In other words, the 2 final digits of n^2 will be the same as of b^2, where 0 <= b < 50, specifically, b = n % 50.

In fact, you don't even need to go as far as 49, but just 25, as:

    ( 50 - i )^2 % 100 =
    ( 50^2 - 2*50*i + i^2 ) % 100 =
    ( 2500 - 100*i + i^2 ) % 100 =
    i^2 % 100

In other words

    50^2 %100 = (50- 0)^2 %100 =  0^2 %100 =  0
    49^2 %100 = (50- 1)^2 %100 =  1^2 %100 =  1
    48^2 %100 = (50- 2)^2 %100 =  2^2 %100 =  4
        ...
    27^2 %100 = (50-23)^2 %100 = 23^2 %100 = 29
    26^2 %100 = (50-24)^2 %100 = 24^2 %100 = 76
    25^2 %100 = (50-25)^2 %100 = 25^2 %100 = 25

Answer 5

First of all, it's sufficient to check numbers from 0 to 99, because (100+N)^2 has the same last 2 digits as N^2.
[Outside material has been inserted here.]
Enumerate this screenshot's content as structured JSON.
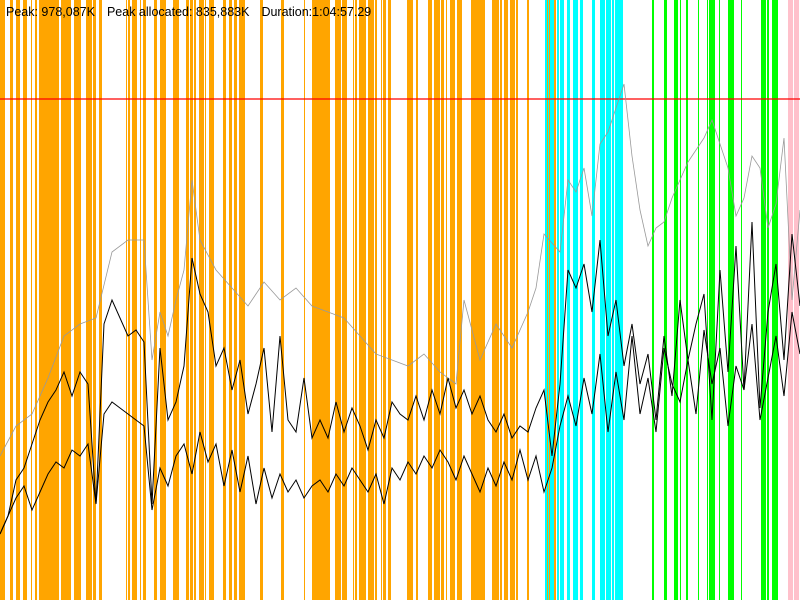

Second, let your 2-digit number N be written as AB, or, in other words, let N=10*A+B, where A and B are 1-digit numbers. Then N^2=100*A^2+20*A*B+B^2. The 1st two summands are clearly even, so you only have to consider 1-digit numbers.

Third, a square of an even number is even, so you only have to check numbers 1, 3, 5, 7, and 9.

Finally, by squaring by hand each of the above five candidates you easily show that the requested number does not exist.

Answer 6

If i ≡ j (mod 100), then i² ≡ j² (mod 100), hence the latter two values have the same bottom two digits. You therefore only need to check integers in the range [0, 99] and, as all their squares will be in the range [0, 9801], everything will fit comfortably into ordinary integers. Now, is there actually a solution? If there isn't, your loop will keep running either forever or until i * i overflows, triggering undefined behavior.